House Speaker José Oliva turned heads nationwide when called pregnant women “body hosts.” The Miami Republican issued a public apology after his language was universally panned.
The Miami Republican used the term five times in an interview with CBS Miami where he supported a “cooling off period” before abortions.
“There’s a host body and that host body has to have a certain amount of rights,” Oliva told reporter Jim DeFede, “because at the end of the day it is that body that carries this entire other body to term. But there is an additional life there.”

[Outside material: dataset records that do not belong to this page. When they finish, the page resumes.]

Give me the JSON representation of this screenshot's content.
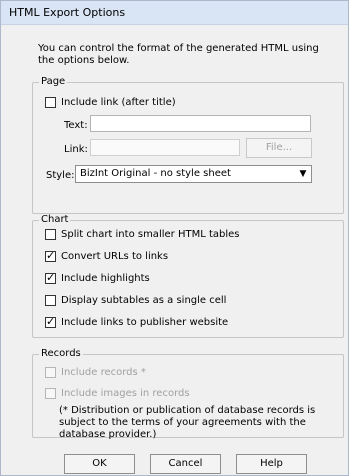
{
  "dialog": {
    "title": "HTML Export Options",
    "intro": "You can control the format of the generated HTML using the options below."
  },
  "page": {
    "legend": "Page",
    "include_link_label": "Include link (after title)",
    "include_link_checked": false,
    "text_label": "Text:",
    "text_value": "",
    "link_label": "Link:",
    "link_value": "",
    "file_button": "File...",
    "style_label": "Style:",
    "style_value": "BizInt Original - no style sheet",
    "dropdown_icon": "chevron-down-icon"
  },
  "chart": {
    "legend": "Chart",
    "options": [
      {
        "label": "Split chart into smaller HTML tables",
        "checked": false
      },
      {
        "label": "Convert URLs to links",
        "checked": true
      },
      {
        "label": "Include highlights",
        "checked": true
      },
      {
        "label": "Display subtables as a single cell",
        "checked": false
      },
      {
        "label": "Include links to publisher website",
        "checked": true
      }
    ]
  },
  "records": {
    "legend": "Records",
    "options": [
      {
        "label": "Include records *",
        "checked": false,
        "enabled": false
      },
      {
        "label": "Include images in records",
        "checked": false,
        "enabled": false
      }
    ],
    "note": "(* Distribution or publication of database records is subject to the terms of your agreements with the database provider.)"
  },
  "buttons": {
    "ok": "OK",
    "cancel": "Cancel",
    "help": "Help"
  }
}
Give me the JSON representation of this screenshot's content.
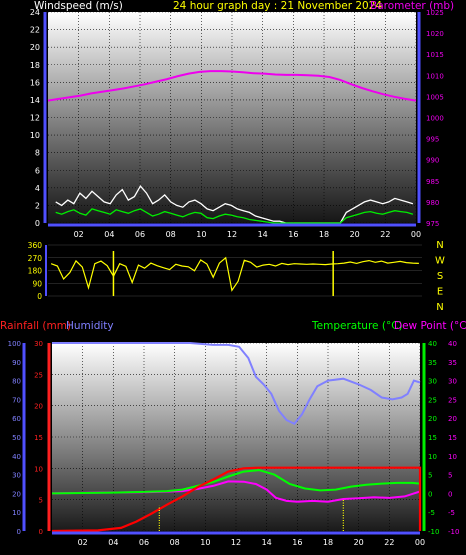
{
  "header": {
    "windspeed_label": "Windspeed (m/s)",
    "title": "24 hour graph day : 21 November 2024",
    "barometer_label": "Barometer (mb)",
    "rainfall_label": "Rainfall (mm)",
    "humidity_label": "Humidity",
    "temperature_label": "Temperature (°C)",
    "dewpoint_label": "Dew Point (°C)"
  },
  "colors": {
    "wind": "#ffffff",
    "gust": "#00ee00",
    "barometer": "#ee00ee",
    "wind_direction": "#ffff00",
    "rainfall": "#ff0000",
    "humidity": "#8080ff",
    "temperature": "#00ff00",
    "dewpoint": "#ff00ff",
    "rain_bar": "#ffff00"
  },
  "chart_data": [
    {
      "type": "line",
      "name": "wind-baro",
      "x_ticks": [
        "02",
        "04",
        "06",
        "08",
        "10",
        "12",
        "14",
        "16",
        "18",
        "20",
        "22",
        "00"
      ],
      "ylim_left": [
        0,
        24
      ],
      "yticks_left": [
        0,
        2,
        4,
        6,
        8,
        10,
        12,
        14,
        16,
        18,
        20,
        22,
        24
      ],
      "ylim_right": [
        975,
        1025
      ],
      "yticks_right": [
        975,
        980,
        985,
        990,
        995,
        1000,
        1005,
        1010,
        1015,
        1020,
        1025
      ],
      "wind_avg": [
        1.2,
        1.0,
        1.3,
        1.5,
        1.1,
        0.9,
        1.6,
        1.4,
        1.2,
        1.0,
        1.5,
        1.3,
        1.1,
        1.4,
        1.6,
        1.2,
        0.8,
        1.0,
        1.3,
        1.1,
        0.9,
        0.7,
        1.0,
        1.2,
        1.1,
        0.6,
        0.5,
        0.8,
        1.0,
        0.9,
        0.7,
        0.6,
        0.4,
        0.3,
        0.2,
        0.1,
        0,
        0,
        0,
        0,
        0,
        0,
        0,
        0,
        0,
        0,
        0,
        0,
        0.6,
        0.8,
        1.0,
        1.2,
        1.3,
        1.1,
        1.0,
        1.2,
        1.4,
        1.3,
        1.2,
        1.0
      ],
      "wind_gust": [
        2.4,
        2.0,
        2.6,
        2.2,
        3.4,
        2.8,
        3.6,
        3.0,
        2.4,
        2.2,
        3.2,
        3.8,
        2.6,
        3.0,
        4.2,
        3.4,
        2.2,
        2.6,
        3.2,
        2.4,
        2.0,
        1.8,
        2.4,
        2.6,
        2.2,
        1.6,
        1.4,
        1.8,
        2.2,
        2.0,
        1.6,
        1.4,
        1.2,
        0.8,
        0.6,
        0.4,
        0.2,
        0.2,
        0,
        0,
        0,
        0,
        0,
        0,
        0,
        0,
        0,
        0,
        1.2,
        1.6,
        2.0,
        2.4,
        2.6,
        2.4,
        2.2,
        2.4,
        2.8,
        2.6,
        2.4,
        2.2
      ],
      "barometer": [
        1004.0,
        1004.4,
        1004.8,
        1005.2,
        1005.7,
        1006.1,
        1006.5,
        1006.9,
        1007.4,
        1007.9,
        1008.5,
        1009.1,
        1009.8,
        1010.4,
        1010.8,
        1011.0,
        1011.0,
        1010.9,
        1010.7,
        1010.5,
        1010.4,
        1010.2,
        1010.1,
        1010.1,
        1010.0,
        1009.9,
        1009.6,
        1008.9,
        1007.9,
        1007.0,
        1006.2,
        1005.5,
        1004.9,
        1004.4,
        1004.0
      ]
    },
    {
      "type": "scatter",
      "name": "wind-direction",
      "x_ticks": [
        "02",
        "04",
        "06",
        "08",
        "10",
        "12",
        "14",
        "16",
        "18",
        "20",
        "22",
        "00"
      ],
      "ylim": [
        0,
        360
      ],
      "yticks": [
        0,
        90,
        180,
        270,
        360
      ],
      "compass": [
        "N",
        "W",
        "S",
        "E",
        "N"
      ],
      "direction": [
        228,
        212,
        120,
        165,
        248,
        204,
        58,
        228,
        246,
        214,
        140,
        228,
        210,
        95,
        218,
        196,
        232,
        214,
        200,
        186,
        224,
        212,
        206,
        178,
        254,
        226,
        132,
        232,
        270,
        40,
        104,
        252,
        238,
        204,
        218,
        224,
        212,
        230,
        222,
        228,
        226,
        224,
        226,
        224,
        222,
        226,
        228,
        232,
        240,
        230,
        242,
        250,
        238,
        246,
        232,
        238,
        244,
        236,
        232,
        230
      ],
      "rain_events": [
        4.2,
        18.3
      ]
    },
    {
      "type": "line",
      "name": "rain-humidity-temp",
      "x_ticks": [
        "02",
        "04",
        "06",
        "08",
        "10",
        "12",
        "14",
        "16",
        "18",
        "20",
        "22",
        "00"
      ],
      "ylim_rain": [
        0,
        30
      ],
      "yticks_rain": [
        0,
        5,
        10,
        15,
        20,
        25,
        30
      ],
      "ylim_humidity": [
        0,
        100
      ],
      "yticks_humidity": [
        0,
        10,
        20,
        30,
        40,
        50,
        60,
        70,
        80,
        90,
        100
      ],
      "ylim_temp": [
        -10,
        40
      ],
      "yticks_temp": [
        -10,
        -5,
        0,
        5,
        10,
        15,
        20,
        25,
        30,
        35,
        40
      ],
      "humidity": [
        [
          0,
          100
        ],
        [
          9,
          100
        ],
        [
          10.5,
          99
        ],
        [
          11.5,
          99
        ],
        [
          12.2,
          98
        ],
        [
          12.8,
          92
        ],
        [
          13.3,
          82
        ],
        [
          13.8,
          78
        ],
        [
          14.3,
          73
        ],
        [
          14.8,
          64
        ],
        [
          15.3,
          59
        ],
        [
          15.8,
          57
        ],
        [
          16.3,
          62
        ],
        [
          16.8,
          70
        ],
        [
          17.3,
          77
        ],
        [
          18.0,
          80
        ],
        [
          19.0,
          81
        ],
        [
          20.0,
          78
        ],
        [
          20.8,
          75
        ],
        [
          21.5,
          71
        ],
        [
          22.2,
          70
        ],
        [
          22.8,
          71
        ],
        [
          23.2,
          73
        ],
        [
          23.6,
          80
        ],
        [
          24,
          79
        ]
      ],
      "rainfall": [
        [
          0,
          0
        ],
        [
          3,
          0.1
        ],
        [
          4.5,
          0.5
        ],
        [
          5.5,
          1.5
        ],
        [
          6.5,
          2.8
        ],
        [
          7.5,
          4.2
        ],
        [
          8.5,
          5.5
        ],
        [
          9.5,
          7.0
        ],
        [
          10.5,
          8.2
        ],
        [
          11.5,
          9.5
        ],
        [
          12.5,
          10.0
        ],
        [
          13.5,
          10.1
        ],
        [
          14,
          10.1
        ],
        [
          24,
          10.1
        ]
      ],
      "temperature": [
        [
          0,
          0
        ],
        [
          2,
          0.1
        ],
        [
          4,
          0.2
        ],
        [
          6,
          0.4
        ],
        [
          7.5,
          0.6
        ],
        [
          8.5,
          1.0
        ],
        [
          9.5,
          2.0
        ],
        [
          10.5,
          3.0
        ],
        [
          11.5,
          4.5
        ],
        [
          12.5,
          5.8
        ],
        [
          13.5,
          6.2
        ],
        [
          14.5,
          5.0
        ],
        [
          15.5,
          2.5
        ],
        [
          16.5,
          1.3
        ],
        [
          17.5,
          0.8
        ],
        [
          18.5,
          1.0
        ],
        [
          19.5,
          1.8
        ],
        [
          20.5,
          2.3
        ],
        [
          21.5,
          2.6
        ],
        [
          22.5,
          2.8
        ],
        [
          23.5,
          2.8
        ],
        [
          24,
          2.6
        ]
      ],
      "dewpoint": [
        [
          0,
          0
        ],
        [
          3,
          0.2
        ],
        [
          6,
          0.3
        ],
        [
          8.5,
          0.6
        ],
        [
          9.5,
          1.2
        ],
        [
          10.5,
          2.0
        ],
        [
          11.5,
          3.2
        ],
        [
          12.5,
          3.1
        ],
        [
          13.3,
          2.5
        ],
        [
          14.0,
          1.0
        ],
        [
          14.6,
          -1.2
        ],
        [
          15.3,
          -2.0
        ],
        [
          16,
          -2.2
        ],
        [
          17,
          -2.0
        ],
        [
          18,
          -2.2
        ],
        [
          19,
          -1.5
        ],
        [
          20,
          -1.3
        ],
        [
          21,
          -1.0
        ],
        [
          22,
          -1.2
        ],
        [
          23,
          -0.8
        ],
        [
          23.6,
          0
        ],
        [
          24,
          0.5
        ]
      ],
      "rain_marks": [
        [
          7.0,
          4.0
        ],
        [
          19.0,
          5.0
        ]
      ]
    }
  ]
}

The pro-life politician said he used the phrase as a way to differentiate the life of an unborn child.
“In a recent interview where the very controversial topic of abortion was raised, I used the term ‘host’ to describe a pregnant woman. It was an attempt to use terminology found in medical ethics writings with the purpose of keeping the discussion dispassionate,” he said.
“The reaction undoubtedly shows it had the exact opposite effect. I apologize for having caused offense, my aim was the contrary.”
Indeed, the provocative term drew wide attention.
The Daily Beast wrote a short item under the headline “Florida Rep. Jose Oliva Calls Women the ‘Host Body’ While Supporting Restrictive Abortion Legislation.”
Novelist Jane Caro called the remarks dehumanizing.
“Host body! No longer a complete and individual human, apparently, when a woman gets pregnant, just a host body for another human,” she wrote on Twitter. “Jesus wept.”
Host body! No longer a complete and individual human, apparently, when a woman gets pregnant, just a host body for another human. Jesus wept.
— Jane Caro (@JaneCaro) March 1, 2019
Florida Democrats quickly piled on criticism of the remarks.
Florida Democratic Party spokesman Kevin Donohoe labeled the interview “Jose’s Handmaid’s Tale.”
State Rep. Anna Eskamani, an Orlando Democrat and former Planned Parenthood senior director, called out the remark on Twitter.
“With all due respect Mr. Speaker, my body is not a ‘host’ and personal medical decisions around my pregnancy belong to me, my family, my doctor, and my faith — not to politicians,” she said.
Oliva in his statement following the outrage said he intended to use the phrase “host body” as a way to lower emotion but that clearly failed.
“This is and will continue to be our society’s greatest challenge,” Oliva said. “I strongly believe both mother and child have rights and the extent and balance of those rights remain in question. I regret my wording has distracted from the issue. My apologies to all.”
And for House Democratic Leader Kionne McGhee, that apology felt sincere.
@RepJoseOliva and I will probably disagree 99% of the time on policy and 100% on THIS ISSUE,” McGhee wrote on Twitter, “I find him to be a principled and respectful person who is committed to fair treatment of others.”
Still, the “host” terminology became the sound bite cited everywhere.
— DARK HAIR DONT CARE (@pablo_alejandro) March 1, 2019
And other critics said the notion simply confused medical facts entirely.
“Pregnant patients are autonomous people, not a ‘host body,’ “ wrote Dr. Daniel Grossman.
He also linked to a University of California, San Francisco study that found women don’t change their minds about getting abortions regardless if they wait three days.